Harvard did its best to go down quietly. Quarterback Frank Champi, coming off the bench as a backup, fumbled in the backfield but tackle Fritz Reed picked it up and ran deep into Yale territory. After a touchdown made it 29-19 with 42 seconds left, the Crimson missed a two-point attempt but got a reprieve from a phantom pass interference penalty and converted the second try.

Harvard was still eight points down, and its only chance was an onside kick. Yet Yale coach Carm Cozza did not send out a team that could defend against one; they didn’t have such a formation. Harvard came up with the ball.

Again Champi was nearly caught in the backfield, but he scrambled free, and a face-mask penalty put Harvard 20 yards from the goal line. With three seconds left, Champi threw an 8-yard touchdown pass to Vic Gatto, who had left the game earlier with an injury.

Fans who stormed the field had to be cleared away; Harvard hadn’t accomplished anything yet.
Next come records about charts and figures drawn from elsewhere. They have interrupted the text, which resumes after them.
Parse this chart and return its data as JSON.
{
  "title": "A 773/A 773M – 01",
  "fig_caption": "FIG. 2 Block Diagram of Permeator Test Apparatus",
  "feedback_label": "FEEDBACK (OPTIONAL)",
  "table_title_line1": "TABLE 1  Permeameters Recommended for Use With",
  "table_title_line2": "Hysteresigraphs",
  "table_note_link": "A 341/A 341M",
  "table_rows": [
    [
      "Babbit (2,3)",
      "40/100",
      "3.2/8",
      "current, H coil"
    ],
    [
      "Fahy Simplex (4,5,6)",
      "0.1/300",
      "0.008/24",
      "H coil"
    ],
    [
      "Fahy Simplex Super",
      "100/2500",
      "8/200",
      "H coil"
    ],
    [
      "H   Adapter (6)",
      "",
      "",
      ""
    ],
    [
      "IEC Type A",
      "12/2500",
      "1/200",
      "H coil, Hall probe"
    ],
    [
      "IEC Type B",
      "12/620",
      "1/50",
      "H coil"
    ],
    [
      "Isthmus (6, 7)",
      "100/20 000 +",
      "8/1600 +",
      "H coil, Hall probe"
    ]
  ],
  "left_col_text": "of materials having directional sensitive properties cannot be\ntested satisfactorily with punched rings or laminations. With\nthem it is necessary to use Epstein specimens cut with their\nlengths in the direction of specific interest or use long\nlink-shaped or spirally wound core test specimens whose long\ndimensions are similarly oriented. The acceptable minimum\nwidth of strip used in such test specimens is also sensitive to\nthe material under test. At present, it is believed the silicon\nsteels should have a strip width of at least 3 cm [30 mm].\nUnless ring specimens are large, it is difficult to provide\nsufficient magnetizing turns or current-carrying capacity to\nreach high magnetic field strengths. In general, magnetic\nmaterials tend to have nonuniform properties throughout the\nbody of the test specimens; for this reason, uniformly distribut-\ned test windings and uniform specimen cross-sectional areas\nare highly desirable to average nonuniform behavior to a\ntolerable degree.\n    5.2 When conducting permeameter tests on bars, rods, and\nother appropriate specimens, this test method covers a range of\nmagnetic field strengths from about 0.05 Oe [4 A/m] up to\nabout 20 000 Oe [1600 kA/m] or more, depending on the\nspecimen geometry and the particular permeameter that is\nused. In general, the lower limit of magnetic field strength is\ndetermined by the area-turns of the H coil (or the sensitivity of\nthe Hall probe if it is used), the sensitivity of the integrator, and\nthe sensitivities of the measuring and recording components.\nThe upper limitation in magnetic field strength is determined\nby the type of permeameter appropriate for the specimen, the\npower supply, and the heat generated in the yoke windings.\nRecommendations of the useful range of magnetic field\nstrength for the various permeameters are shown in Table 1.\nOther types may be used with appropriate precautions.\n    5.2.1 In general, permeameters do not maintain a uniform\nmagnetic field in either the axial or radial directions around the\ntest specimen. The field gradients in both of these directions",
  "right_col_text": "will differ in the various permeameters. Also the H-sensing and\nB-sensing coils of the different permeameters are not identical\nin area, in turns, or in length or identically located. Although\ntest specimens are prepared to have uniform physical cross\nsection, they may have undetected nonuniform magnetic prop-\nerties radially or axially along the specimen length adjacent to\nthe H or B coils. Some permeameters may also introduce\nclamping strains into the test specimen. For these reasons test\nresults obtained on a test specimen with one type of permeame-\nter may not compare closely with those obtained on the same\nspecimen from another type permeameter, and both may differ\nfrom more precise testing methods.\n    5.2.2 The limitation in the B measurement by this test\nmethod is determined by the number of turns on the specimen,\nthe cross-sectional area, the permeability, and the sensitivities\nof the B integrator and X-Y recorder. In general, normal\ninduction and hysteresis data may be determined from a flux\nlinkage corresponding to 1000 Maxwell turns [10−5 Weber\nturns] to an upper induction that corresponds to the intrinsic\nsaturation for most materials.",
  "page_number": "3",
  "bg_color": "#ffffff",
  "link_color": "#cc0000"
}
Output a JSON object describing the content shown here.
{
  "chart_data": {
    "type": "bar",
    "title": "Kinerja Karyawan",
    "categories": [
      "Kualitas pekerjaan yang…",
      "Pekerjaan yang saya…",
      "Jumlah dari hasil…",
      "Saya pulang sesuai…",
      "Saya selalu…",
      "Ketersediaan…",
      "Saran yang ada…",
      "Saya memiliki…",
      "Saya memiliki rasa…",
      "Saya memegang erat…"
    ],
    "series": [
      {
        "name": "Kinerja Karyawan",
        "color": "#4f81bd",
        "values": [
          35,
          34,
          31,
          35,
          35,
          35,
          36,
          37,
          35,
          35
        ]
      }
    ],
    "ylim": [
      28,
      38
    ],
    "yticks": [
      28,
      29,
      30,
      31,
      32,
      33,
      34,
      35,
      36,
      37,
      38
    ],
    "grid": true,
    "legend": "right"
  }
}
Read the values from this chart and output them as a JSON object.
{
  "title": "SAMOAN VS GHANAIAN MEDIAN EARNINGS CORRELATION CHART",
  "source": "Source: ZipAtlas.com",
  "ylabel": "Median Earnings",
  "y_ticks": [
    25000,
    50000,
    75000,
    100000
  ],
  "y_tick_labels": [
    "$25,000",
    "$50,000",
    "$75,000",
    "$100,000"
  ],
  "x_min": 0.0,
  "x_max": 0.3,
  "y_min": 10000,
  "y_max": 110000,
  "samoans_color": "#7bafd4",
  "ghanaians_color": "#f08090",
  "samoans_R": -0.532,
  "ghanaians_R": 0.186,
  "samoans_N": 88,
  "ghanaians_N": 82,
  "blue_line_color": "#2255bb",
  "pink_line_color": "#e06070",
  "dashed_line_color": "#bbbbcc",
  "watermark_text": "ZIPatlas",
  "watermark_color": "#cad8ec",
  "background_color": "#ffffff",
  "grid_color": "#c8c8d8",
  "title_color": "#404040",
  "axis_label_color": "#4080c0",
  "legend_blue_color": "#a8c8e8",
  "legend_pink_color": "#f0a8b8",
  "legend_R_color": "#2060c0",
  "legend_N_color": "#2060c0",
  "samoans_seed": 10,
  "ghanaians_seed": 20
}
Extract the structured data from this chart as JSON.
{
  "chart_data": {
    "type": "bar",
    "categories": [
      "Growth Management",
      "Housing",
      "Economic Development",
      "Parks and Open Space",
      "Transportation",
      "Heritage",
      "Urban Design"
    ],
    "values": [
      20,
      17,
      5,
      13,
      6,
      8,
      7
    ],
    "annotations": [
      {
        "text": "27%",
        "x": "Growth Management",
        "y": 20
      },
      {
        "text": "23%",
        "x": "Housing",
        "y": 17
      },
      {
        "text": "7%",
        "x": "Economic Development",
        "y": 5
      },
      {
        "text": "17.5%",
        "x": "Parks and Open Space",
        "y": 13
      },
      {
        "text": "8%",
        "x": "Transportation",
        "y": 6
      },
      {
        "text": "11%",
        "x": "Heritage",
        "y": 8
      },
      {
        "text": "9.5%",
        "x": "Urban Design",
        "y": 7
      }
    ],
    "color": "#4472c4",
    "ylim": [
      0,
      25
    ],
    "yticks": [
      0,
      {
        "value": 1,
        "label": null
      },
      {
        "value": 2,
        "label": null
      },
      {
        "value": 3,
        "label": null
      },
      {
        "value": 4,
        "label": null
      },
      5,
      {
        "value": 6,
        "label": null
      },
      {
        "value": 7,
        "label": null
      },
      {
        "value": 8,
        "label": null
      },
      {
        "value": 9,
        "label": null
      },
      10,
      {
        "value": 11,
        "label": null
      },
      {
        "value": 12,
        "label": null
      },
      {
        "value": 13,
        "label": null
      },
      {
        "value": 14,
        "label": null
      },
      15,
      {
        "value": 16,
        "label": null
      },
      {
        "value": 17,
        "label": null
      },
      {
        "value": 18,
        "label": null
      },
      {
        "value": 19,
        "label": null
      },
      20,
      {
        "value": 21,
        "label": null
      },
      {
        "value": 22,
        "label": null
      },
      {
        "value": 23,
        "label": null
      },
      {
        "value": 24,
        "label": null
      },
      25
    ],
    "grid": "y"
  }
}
Announcer Don Gillis had the call on the two-point conversion to Pete Varney with no time left: “Hang onto your hats, boys and girls. Let’s just watch. . . . Champi . . . He’s got it! He’s got it to Varney! And it ends 29-29! What a finish!”

Forty years later, Harvard is out for another tie.

With a victory Saturday in the 125th edition of the rivalry, the Crimson would tie for the Ivy League title with Brown, which won the head-to-head matchup 24-22 in September when Harvard missed an extra point early and then failed on a two-point conversion with 63 seconds left in the game. Harvard would win the league outright if Brown loses to Columbia.